Una niña palestina frente a un coche dañado por un ataque de Israel, en Khan Younis, Gaza.
02/09/2024
2 min

Hacerse cargo de lo que nos está pasando en el mundo no es fácil, porque todo es grave y los titulares nos llueven sin haber tenido tiempo de abrir los paraguas.

Vemos la llegada de cientos de africanos a Canarias, después envían 200 a Tossa de Mar y nos preocupamos por la parte que nos toca. Nos conmueve la miseria, pero, al igual que cuando viajamos en un vagón que va lleno, preferimos que los recién llegados suban al tren trasero y no al nuestro. Además, lo sumamos al cambio de caras, lenguas y culturas que supone que en Cataluña fuéramos 6 millones en 1987 y ahora seamos 8 millones, y nos angustiamos por la viabilidad de los barrios, de la sanidad, de las escuelas o por la supervivencia del catalán. Demasiadas amenazas para poder asumirlas todas.

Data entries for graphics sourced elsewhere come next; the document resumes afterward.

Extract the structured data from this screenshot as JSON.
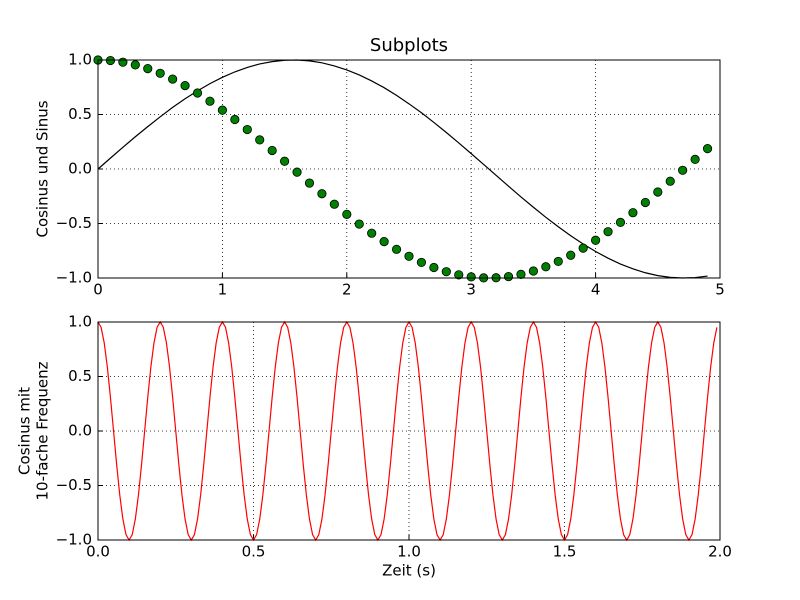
{
  "chart_data": [
    {
      "type": "line",
      "title": "Subplots",
      "ylabel": [
        "Cosinus und Sinus"
      ],
      "x": [
        0,
        0.1,
        0.2,
        0.3,
        0.4,
        0.5,
        0.6,
        0.7,
        0.8,
        0.9,
        1.0,
        1.1,
        1.2,
        1.3,
        1.4,
        1.5,
        1.6,
        1.7,
        1.8,
        1.9,
        2.0,
        2.1,
        2.2,
        2.3,
        2.4,
        2.5,
        2.6,
        2.7,
        2.8,
        2.9,
        3.0,
        3.1,
        3.2,
        3.3,
        3.4,
        3.5,
        3.6,
        3.7,
        3.8,
        3.9,
        4.0,
        4.1,
        4.2,
        4.3,
        4.4,
        4.5,
        4.6,
        4.7,
        4.8,
        4.9
      ],
      "series": [
        {
          "color": "#000000",
          "style": "line",
          "values": [
            0,
            0.0998,
            0.199,
            0.296,
            0.389,
            0.479,
            0.565,
            0.644,
            0.717,
            0.783,
            0.841,
            0.891,
            0.932,
            0.964,
            0.985,
            0.997,
            1.0,
            0.992,
            0.974,
            0.946,
            0.909,
            0.863,
            0.808,
            0.746,
            0.675,
            0.598,
            0.516,
            0.427,
            0.335,
            0.239,
            0.141,
            0.042,
            -0.058,
            -0.158,
            -0.256,
            -0.351,
            -0.443,
            -0.53,
            -0.612,
            -0.688,
            -0.757,
            -0.818,
            -0.872,
            -0.916,
            -0.952,
            -0.978,
            -0.994,
            -1.0,
            -0.996,
            -0.982
          ]
        },
        {
          "color": "#008000",
          "style": "marker",
          "values": [
            1,
            0.995,
            0.98,
            0.955,
            0.921,
            0.878,
            0.825,
            0.765,
            0.697,
            0.622,
            0.54,
            0.454,
            0.362,
            0.267,
            0.17,
            0.071,
            -0.029,
            -0.129,
            -0.227,
            -0.323,
            -0.416,
            -0.505,
            -0.589,
            -0.666,
            -0.737,
            -0.801,
            -0.857,
            -0.904,
            -0.942,
            -0.971,
            -0.99,
            -0.999,
            -0.998,
            -0.987,
            -0.967,
            -0.936,
            -0.897,
            -0.848,
            -0.791,
            -0.726,
            -0.654,
            -0.575,
            -0.49,
            -0.401,
            -0.307,
            -0.211,
            -0.112,
            -0.012,
            0.088,
            0.187
          ]
        }
      ],
      "xlim": [
        0,
        5
      ],
      "xticks": [
        0,
        1,
        2,
        3,
        4,
        5
      ],
      "ylim": [
        -1,
        1
      ],
      "yticks": [
        {
          "value": -1,
          "label": "−1.0"
        },
        {
          "value": -0.5,
          "label": "−0.5"
        },
        {
          "value": 0,
          "label": "0.0"
        },
        {
          "value": 0.5,
          "label": "0.5"
        },
        {
          "value": 1,
          "label": "1.0"
        }
      ],
      "grid": true
    },
    {
      "type": "line",
      "xlabel": "Zeit (s)",
      "ylabel": [
        "Cosinus mit",
        "10-fache Frequenz"
      ],
      "x": [
        0,
        0.01,
        0.02,
        0.03,
        0.04,
        0.05,
        0.06,
        0.07,
        0.08,
        0.09,
        0.1,
        0.11,
        0.12,
        0.13,
        0.14,
        0.15,
        0.16,
        0.17,
        0.18,
        0.19,
        0.2,
        0.21,
        0.22,
        0.23,
        0.24,
        0.25,
        0.26,
        0.27,
        0.28,
        0.29,
        0.3,
        0.31,
        0.32,
        0.33,
        0.34,
        0.35,
        0.36,
        0.37,
        0.38,
        0.39,
        0.4,
        0.41,
        0.42,
        0.43,
        0.44,
        0.45,
        0.46,
        0.47,
        0.48,
        0.49,
        0.5,
        0.51,
        0.52,
        0.53,
        0.54,
        0.55,
        0.56,
        0.57,
        0.58,
        0.59,
        0.6,
        0.61,
        0.62,
        0.63,
        0.64,
        0.65,
        0.66,
        0.67,
        0.68,
        0.69,
        0.7,
        0.71,
        0.72,
        0.73,
        0.74,
        0.75,
        0.76,
        0.77,
        0.78,
        0.79,
        0.8,
        0.81,
        0.82,
        0.83,
        0.84,
        0.85,
        0.86,
        0.87,
        0.88,
        0.89,
        0.9,
        0.91,
        0.92,
        0.93,
        0.94,
        0.95,
        0.96,
        0.97,
        0.98,
        0.99,
        1.0,
        1.01,
        1.02,
        1.03,
        1.04,
        1.05,
        1.06,
        1.07,
        1.08,
        1.09,
        1.1,
        1.11,
        1.12,
        1.13,
        1.14,
        1.15,
        1.16,
        1.17,
        1.18,
        1.19,
        1.2,
        1.21,
        1.22,
        1.23,
        1.24,
        1.25,
        1.26,
        1.27,
        1.28,
        1.29,
        1.3,
        1.31,
        1.32,
        1.33,
        1.34,
        1.35,
        1.36,
        1.37,
        1.38,
        1.39,
        1.4,
        1.41,
        1.42,
        1.43,
        1.44,
        1.45,
        1.46,
        1.47,
        1.48,
        1.49,
        1.5,
        1.51,
        1.52,
        1.53,
        1.54,
        1.55,
        1.56,
        1.57,
        1.58,
        1.59,
        1.6,
        1.61,
        1.62,
        1.63,
        1.64,
        1.65,
        1.66,
        1.67,
        1.68,
        1.69,
        1.7,
        1.71,
        1.72,
        1.73,
        1.74,
        1.75,
        1.76,
        1.77,
        1.78,
        1.79,
        1.8,
        1.81,
        1.82,
        1.83,
        1.84,
        1.85,
        1.86,
        1.87,
        1.88,
        1.89,
        1.9,
        1.91,
        1.92,
        1.93,
        1.94,
        1.95,
        1.96,
        1.97,
        1.98,
        1.99
      ],
      "series": [
        {
          "color": "#ff0000",
          "style": "line",
          "values": [
            1,
            0.951,
            0.809,
            0.588,
            0.309,
            0,
            -0.309,
            -0.588,
            -0.809,
            -0.951,
            -1,
            -0.951,
            -0.809,
            -0.588,
            -0.309,
            0,
            0.309,
            0.588,
            0.809,
            0.951,
            1,
            0.951,
            0.809,
            0.588,
            0.309,
            0,
            -0.309,
            -0.588,
            -0.809,
            -0.951,
            -1,
            -0.951,
            -0.809,
            -0.588,
            -0.309,
            0,
            0.309,
            0.588,
            0.809,
            0.951,
            1,
            0.951,
            0.809,
            0.588,
            0.309,
            0,
            -0.309,
            -0.588,
            -0.809,
            -0.951,
            -1,
            -0.951,
            -0.809,
            -0.588,
            -0.309,
            0,
            0.309,
            0.588,
            0.809,
            0.951,
            1,
            0.951,
            0.809,
            0.588,
            0.309,
            0,
            -0.309,
            -0.588,
            -0.809,
            -0.951,
            -1,
            -0.951,
            -0.809,
            -0.588,
            -0.309,
            0,
            0.309,
            0.588,
            0.809,
            0.951,
            1,
            0.951,
            0.809,
            0.588,
            0.309,
            0,
            -0.309,
            -0.588,
            -0.809,
            -0.951,
            -1,
            -0.951,
            -0.809,
            -0.588,
            -0.309,
            0,
            0.309,
            0.588,
            0.809,
            0.951,
            1,
            0.951,
            0.809,
            0.588,
            0.309,
            0,
            -0.309,
            -0.588,
            -0.809,
            -0.951,
            -1,
            -0.951,
            -0.809,
            -0.588,
            -0.309,
            0,
            0.309,
            0.588,
            0.809,
            0.951,
            1,
            0.951,
            0.809,
            0.588,
            0.309,
            0,
            -0.309,
            -0.588,
            -0.809,
            -0.951,
            -1,
            -0.951,
            -0.809,
            -0.588,
            -0.309,
            0,
            0.309,
            0.588,
            0.809,
            0.951,
            1,
            0.951,
            0.809,
            0.588,
            0.309,
            0,
            -0.309,
            -0.588,
            -0.809,
            -0.951,
            -1,
            -0.951,
            -0.809,
            -0.588,
            -0.309,
            0,
            0.309,
            0.588,
            0.809,
            0.951,
            1,
            0.951,
            0.809,
            0.588,
            0.309,
            0,
            -0.309,
            -0.588,
            -0.809,
            -0.951,
            -1,
            -0.951,
            -0.809,
            -0.588,
            -0.309,
            0,
            0.309,
            0.588,
            0.809,
            0.951,
            1,
            0.951,
            0.809,
            0.588,
            0.309,
            0,
            -0.309,
            -0.588,
            -0.809,
            -0.951,
            -1,
            -0.951,
            -0.809,
            -0.588,
            -0.309,
            0,
            0.309,
            0.588,
            0.809,
            0.951
          ]
        }
      ],
      "xlim": [
        0,
        2
      ],
      "xticks": [
        {
          "value": 0,
          "label": "0.0"
        },
        {
          "value": 0.5,
          "label": "0.5"
        },
        {
          "value": 1,
          "label": "1.0"
        },
        {
          "value": 1.5,
          "label": "1.5"
        },
        {
          "value": 2,
          "label": "2.0"
        }
      ],
      "ylim": [
        -1,
        1
      ],
      "yticks": [
        {
          "value": -1,
          "label": "−1.0"
        },
        {
          "value": -0.5,
          "label": "−0.5"
        },
        {
          "value": 0,
          "label": "0.0"
        },
        {
          "value": 0.5,
          "label": "0.5"
        },
        {
          "value": 1,
          "label": "1.0"
        }
      ],
      "grid": true
    }
  ]
}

¿De qué huyen los que vienen, quién o qué hace imposible allí unas condiciones de vida dignas, quién hace negocio con su drama? O la evidencia de que la mayoría de los que trabajan aquí en un trabajo declarado les ha contratado a alguien de aquí que los necesitaba o que ya le iba bien mano de obra más barata... Todo esto queda en una nube de razones demasiado difíciles de salir y de las que no sacamos el agua clara. Sólo sentimos malestar. La ultraderecha se aprovecha y los partidos de siempre no saben cómo ponerse.

Con la guerra en Gaza o en Ucrania ocurre lo mismo. Es insoportable el contraste entre el respeto por la vida, o la lucha contra el cáncer o los avances en cirugía que tenemos por ahí, y los bombardeos de hospitales y escuelas. En este punto de la conciencia de los derechos humanos, el negocio del armamento es indecente. El mundo no se está gobernando de acuerdo con los intereses colectivos, sino de acuerdo con intereses particulares inconfesables. Hacen negocio con la inmigración y la guerra. Y excitando nuestros miedos, hacen negocio con todos nosotros.